Specialists from WADA were granted access to the database of the Moscow Anti-Doping Laboratory in January this year and copied 24 terabytes of information on Russian athletes’ doping samples collected between 2012 and 2015. WADA experts finished their work to retrieve doping samples from the Moscow Lab on April 30 having collected 2,262 doping samples in 4,524 containers (Samples A and B).

"It should be noted that this latest procedure was brought under the legal framework of the new International Standard for Code Compliance by Signatories, which was not in force when RUSADA was first declared non-compliant in 2015," he continued.

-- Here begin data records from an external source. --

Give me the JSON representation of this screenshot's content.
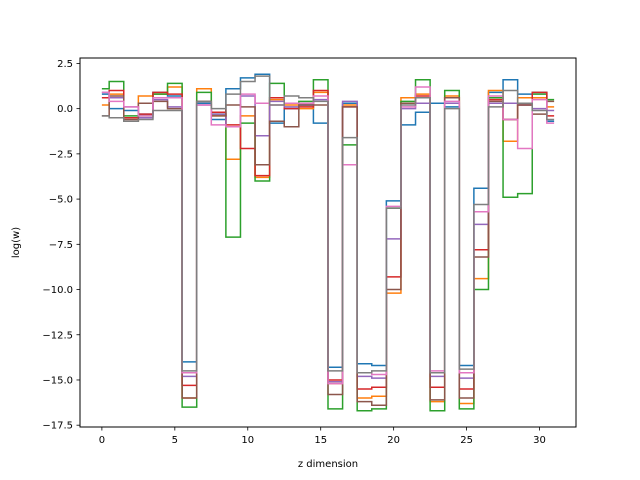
{
  "chart_data": {
    "type": "line",
    "drawstyle": "steps-mid",
    "title": "",
    "xlabel": "z dimension",
    "ylabel": "log(w)",
    "xlim": [
      -1.5,
      32.5
    ],
    "ylim": [
      -17.6,
      2.8
    ],
    "xticks": [
      0,
      5,
      10,
      15,
      20,
      25,
      30
    ],
    "yticks": [
      2.5,
      0.0,
      -2.5,
      -5.0,
      -7.5,
      -10.0,
      -12.5,
      -15.0,
      -17.5
    ],
    "ytick_labels": [
      "2.5",
      "0.0",
      "−2.5",
      "−5.0",
      "−7.5",
      "−10.0",
      "−12.5",
      "−15.0",
      "−17.5"
    ],
    "grid": false,
    "legend": "none",
    "x": [
      0,
      1,
      2,
      3,
      4,
      5,
      6,
      7,
      8,
      9,
      10,
      11,
      12,
      13,
      14,
      15,
      16,
      17,
      18,
      19,
      20,
      21,
      22,
      23,
      24,
      25,
      26,
      27,
      28,
      29,
      30,
      31
    ],
    "series": [
      {
        "color": "#1f77b4",
        "values": [
          0.8,
          0.0,
          -0.1,
          -0.3,
          0.9,
          0.7,
          -14.0,
          0.3,
          -0.6,
          1.1,
          1.7,
          1.9,
          -0.8,
          0.0,
          0.2,
          -0.8,
          -14.3,
          0.3,
          -14.1,
          -14.2,
          -5.1,
          -0.9,
          -0.2,
          0.3,
          0.1,
          -14.2,
          -4.4,
          0.9,
          1.6,
          0.8,
          0.9,
          -0.7
        ]
      },
      {
        "color": "#ff7f0e",
        "values": [
          0.2,
          0.8,
          -0.7,
          0.7,
          0.8,
          1.2,
          -16.0,
          1.1,
          -0.4,
          -2.8,
          -0.4,
          -3.8,
          0.5,
          0.2,
          0.0,
          0.9,
          -15.2,
          0.2,
          -16.0,
          -15.9,
          -10.2,
          0.6,
          0.8,
          -16.2,
          0.7,
          -16.3,
          -9.4,
          1.0,
          -1.8,
          0.6,
          0.6,
          0.1
        ]
      },
      {
        "color": "#2ca02c",
        "values": [
          1.1,
          1.5,
          -0.4,
          -0.4,
          0.8,
          1.4,
          -16.5,
          0.9,
          -0.3,
          -7.1,
          -0.8,
          -4.0,
          1.4,
          0.3,
          0.4,
          1.6,
          -16.6,
          -2.0,
          -16.7,
          -16.6,
          -5.5,
          0.4,
          1.6,
          -16.7,
          1.0,
          -16.6,
          -10.0,
          0.6,
          -4.9,
          -4.7,
          0.8,
          0.5
        ]
      },
      {
        "color": "#d62728",
        "values": [
          0.6,
          1.0,
          -0.5,
          -0.3,
          0.9,
          0.8,
          -15.3,
          0.4,
          -0.2,
          -0.9,
          -2.2,
          -3.7,
          0.6,
          0.0,
          0.1,
          1.0,
          -15.0,
          0.1,
          -15.5,
          -15.4,
          -9.3,
          0.3,
          0.7,
          -15.4,
          0.6,
          -15.5,
          -7.8,
          0.5,
          -0.6,
          0.2,
          0.9,
          -0.4
        ]
      },
      {
        "color": "#9467bd",
        "values": [
          0.9,
          0.6,
          0.1,
          -0.5,
          0.5,
          0.1,
          -14.8,
          0.2,
          -0.3,
          -1.0,
          0.7,
          -1.5,
          0.4,
          0.1,
          0.2,
          0.5,
          -15.1,
          0.4,
          -14.8,
          -14.9,
          -7.2,
          0.0,
          0.3,
          -14.8,
          0.3,
          -14.9,
          -6.4,
          0.3,
          0.3,
          0.2,
          0.0,
          -0.1
        ]
      },
      {
        "color": "#8c564b",
        "values": [
          -0.4,
          0.7,
          -0.6,
          0.3,
          0.4,
          0.0,
          -16.0,
          0.4,
          -0.4,
          0.2,
          0.1,
          -3.1,
          -0.7,
          -1.0,
          0.2,
          0.2,
          -15.8,
          0.1,
          -16.2,
          -16.4,
          -10.0,
          0.3,
          0.6,
          -16.1,
          0.6,
          -16.0,
          -8.2,
          0.4,
          -0.6,
          0.2,
          -0.3,
          0.4
        ]
      },
      {
        "color": "#e377c2",
        "values": [
          0.9,
          0.4,
          0.1,
          -0.4,
          0.6,
          0.6,
          -14.6,
          0.2,
          -0.9,
          -1.0,
          0.8,
          0.3,
          0.2,
          0.3,
          0.3,
          0.7,
          -15.2,
          -3.1,
          -14.6,
          -14.7,
          -5.4,
          0.1,
          1.2,
          -14.5,
          0.4,
          -14.6,
          -5.7,
          0.7,
          -0.6,
          -2.2,
          0.5,
          -0.8
        ]
      },
      {
        "color": "#7f7f7f",
        "values": [
          -0.4,
          -0.5,
          -0.7,
          -0.6,
          -0.1,
          -0.1,
          -14.5,
          0.4,
          0.0,
          0.8,
          1.5,
          1.8,
          0.2,
          0.7,
          0.6,
          0.4,
          -14.5,
          -1.6,
          -14.6,
          -14.5,
          -5.5,
          0.2,
          0.6,
          -14.6,
          0.0,
          -14.4,
          -5.3,
          0.1,
          1.0,
          0.3,
          -0.1,
          -0.6
        ]
      }
    ]
  }
}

"Clearly, we have all faced pressures to deal with the Russian situation effectively," Reedie stated. "Athletes need to know they are being protected and they expect us — WADA and the anti-doping community — to step up the fight."

Chair of the WADA Compliance Review Committee Jonathan Taylor told TASS a few weeks ago that a decision on the expediency of imposing sanctions on RUSADA may be made at an extraordinary session of the WADA Executive Committee, which will take place after November 7 already under the organization’s new president.